Technical Debt in Building Machine Learning Systems
Developing a machine learning (ML) system is not the same as software engineering, as I recently wrote. However, there is much to learn from the long history of software engineering. This is hardly surprising as the ML engineer writes code and must own and maintain it. One of the concepts which can be leveraged from software engineering is that of technical debt. Just like in the case of building software systems, costs are incurred when ML systems are developed and deployed (often under tight schedules) without well-thought-out processes and tools to maintain and update them. This eventually leads to disappointment in ML projects a year from deployment.
The term technical debt comes from the world of finance (obviously). Just like financial debts, a technical debt must eventually be repaid. And just like in the world of finance, a technical debt often results from an engineering decision made to incur a future cost in order to achieve a more profitable goal (e.g. time-to-market). This is all well and good. However, there are often times when technical debts are incurred not deliberately (the finance analogy breaks down here), but inadvertently. This is where things get messy. Studies into technical debt aim to bring to attention the cases where certain development pathways might lead to undesirable outcomes.

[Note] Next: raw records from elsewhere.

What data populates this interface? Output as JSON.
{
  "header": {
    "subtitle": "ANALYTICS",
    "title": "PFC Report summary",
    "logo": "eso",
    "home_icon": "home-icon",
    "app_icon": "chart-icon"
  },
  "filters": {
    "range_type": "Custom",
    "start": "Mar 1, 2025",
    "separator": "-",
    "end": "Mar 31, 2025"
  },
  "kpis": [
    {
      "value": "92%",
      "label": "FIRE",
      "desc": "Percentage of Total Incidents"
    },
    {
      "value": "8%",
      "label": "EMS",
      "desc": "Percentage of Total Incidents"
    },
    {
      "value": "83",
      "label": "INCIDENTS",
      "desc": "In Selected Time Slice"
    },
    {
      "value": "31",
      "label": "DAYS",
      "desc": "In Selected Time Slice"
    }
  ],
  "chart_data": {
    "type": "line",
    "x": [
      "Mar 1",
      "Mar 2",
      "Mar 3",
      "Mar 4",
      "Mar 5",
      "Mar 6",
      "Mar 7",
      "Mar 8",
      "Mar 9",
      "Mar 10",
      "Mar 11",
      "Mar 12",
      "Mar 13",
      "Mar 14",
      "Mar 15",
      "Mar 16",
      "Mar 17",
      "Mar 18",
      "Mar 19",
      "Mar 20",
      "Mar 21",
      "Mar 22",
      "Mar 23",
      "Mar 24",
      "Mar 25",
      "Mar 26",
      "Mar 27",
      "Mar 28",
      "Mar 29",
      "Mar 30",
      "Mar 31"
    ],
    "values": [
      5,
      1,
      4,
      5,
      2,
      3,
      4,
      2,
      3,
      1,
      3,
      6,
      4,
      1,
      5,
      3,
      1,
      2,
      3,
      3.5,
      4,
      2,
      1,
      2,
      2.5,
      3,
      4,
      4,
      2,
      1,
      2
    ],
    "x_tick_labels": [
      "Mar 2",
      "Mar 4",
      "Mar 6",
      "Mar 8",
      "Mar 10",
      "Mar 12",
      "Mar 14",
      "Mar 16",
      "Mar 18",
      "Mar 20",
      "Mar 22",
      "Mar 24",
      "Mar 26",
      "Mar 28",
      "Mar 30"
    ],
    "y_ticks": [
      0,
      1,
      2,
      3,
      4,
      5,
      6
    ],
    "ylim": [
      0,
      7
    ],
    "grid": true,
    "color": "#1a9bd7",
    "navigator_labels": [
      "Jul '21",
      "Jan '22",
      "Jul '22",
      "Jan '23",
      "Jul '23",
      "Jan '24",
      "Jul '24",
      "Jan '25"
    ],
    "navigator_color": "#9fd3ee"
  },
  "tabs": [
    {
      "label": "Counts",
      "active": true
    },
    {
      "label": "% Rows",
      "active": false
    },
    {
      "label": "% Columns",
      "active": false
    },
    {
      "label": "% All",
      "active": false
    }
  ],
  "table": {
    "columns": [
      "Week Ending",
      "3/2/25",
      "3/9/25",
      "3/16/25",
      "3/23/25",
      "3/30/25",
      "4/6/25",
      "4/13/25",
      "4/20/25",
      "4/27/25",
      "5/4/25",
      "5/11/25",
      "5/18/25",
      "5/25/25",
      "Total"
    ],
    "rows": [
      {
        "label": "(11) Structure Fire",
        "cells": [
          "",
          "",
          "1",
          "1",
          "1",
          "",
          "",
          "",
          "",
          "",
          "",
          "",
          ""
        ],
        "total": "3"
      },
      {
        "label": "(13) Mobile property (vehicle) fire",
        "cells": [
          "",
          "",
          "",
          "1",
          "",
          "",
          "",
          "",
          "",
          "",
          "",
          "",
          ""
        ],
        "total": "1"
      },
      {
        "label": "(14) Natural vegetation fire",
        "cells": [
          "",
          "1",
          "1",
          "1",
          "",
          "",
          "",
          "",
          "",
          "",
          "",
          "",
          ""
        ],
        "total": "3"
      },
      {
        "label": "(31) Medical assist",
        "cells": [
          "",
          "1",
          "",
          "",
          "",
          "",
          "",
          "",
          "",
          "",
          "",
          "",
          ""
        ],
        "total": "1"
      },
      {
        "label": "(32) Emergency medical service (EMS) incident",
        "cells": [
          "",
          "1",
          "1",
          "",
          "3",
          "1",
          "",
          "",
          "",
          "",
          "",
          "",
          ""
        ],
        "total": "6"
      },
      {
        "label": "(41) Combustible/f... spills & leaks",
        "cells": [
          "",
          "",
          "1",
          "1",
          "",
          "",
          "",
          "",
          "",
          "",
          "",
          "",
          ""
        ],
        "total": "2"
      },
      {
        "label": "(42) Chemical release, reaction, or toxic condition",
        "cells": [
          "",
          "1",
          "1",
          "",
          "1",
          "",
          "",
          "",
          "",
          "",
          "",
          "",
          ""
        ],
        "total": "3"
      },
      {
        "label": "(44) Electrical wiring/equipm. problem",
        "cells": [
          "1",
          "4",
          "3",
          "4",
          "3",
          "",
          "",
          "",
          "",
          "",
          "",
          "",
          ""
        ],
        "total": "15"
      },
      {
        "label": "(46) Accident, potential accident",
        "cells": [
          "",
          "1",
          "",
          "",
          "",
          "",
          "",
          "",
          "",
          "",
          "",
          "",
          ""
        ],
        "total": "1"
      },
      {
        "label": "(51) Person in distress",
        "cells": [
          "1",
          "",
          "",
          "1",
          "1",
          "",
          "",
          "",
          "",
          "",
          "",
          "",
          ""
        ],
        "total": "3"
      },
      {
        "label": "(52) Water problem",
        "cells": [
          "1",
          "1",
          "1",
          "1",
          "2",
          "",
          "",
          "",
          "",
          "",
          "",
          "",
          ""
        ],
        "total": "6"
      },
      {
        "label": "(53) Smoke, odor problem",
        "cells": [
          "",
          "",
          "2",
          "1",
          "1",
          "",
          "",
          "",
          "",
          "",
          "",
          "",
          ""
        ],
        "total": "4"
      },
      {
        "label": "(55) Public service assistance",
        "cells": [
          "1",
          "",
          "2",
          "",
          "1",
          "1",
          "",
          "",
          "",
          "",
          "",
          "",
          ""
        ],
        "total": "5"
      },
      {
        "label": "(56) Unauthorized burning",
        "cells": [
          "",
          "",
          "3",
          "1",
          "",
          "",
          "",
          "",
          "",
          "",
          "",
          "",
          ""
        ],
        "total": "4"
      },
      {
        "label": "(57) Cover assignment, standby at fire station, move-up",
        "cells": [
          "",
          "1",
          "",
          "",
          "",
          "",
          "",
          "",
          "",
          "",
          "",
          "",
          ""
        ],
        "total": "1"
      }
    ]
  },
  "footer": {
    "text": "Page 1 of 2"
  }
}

As the world entered an AI spring in the early 2010s, the concept of technical debt in software engineering began to be applied to machine learning. Google researchers in particular published a series of papers at NIPS (now renamed NeurIPS) in 2014, 2015 and 2016 addressing this topic. The papers are worth reading in full. If pressed for time, consider the 6-min read here and 18-min read here. An important takeaway point is that deferring the payment of such debts results in compounding costs. And such compounding happens silently.
The big challenge of technical debt is that it can come in many forms and there is no single silver bullet to address them. There is often not even an objective way to measure it. The qualitative questions proposed by the Google researchers in their papers, which a development team should continually ask themselves, help to keep the topic not far from mind as the race to develop and deploy complex ML systems tends to crowd out concerns of lesser immediacy.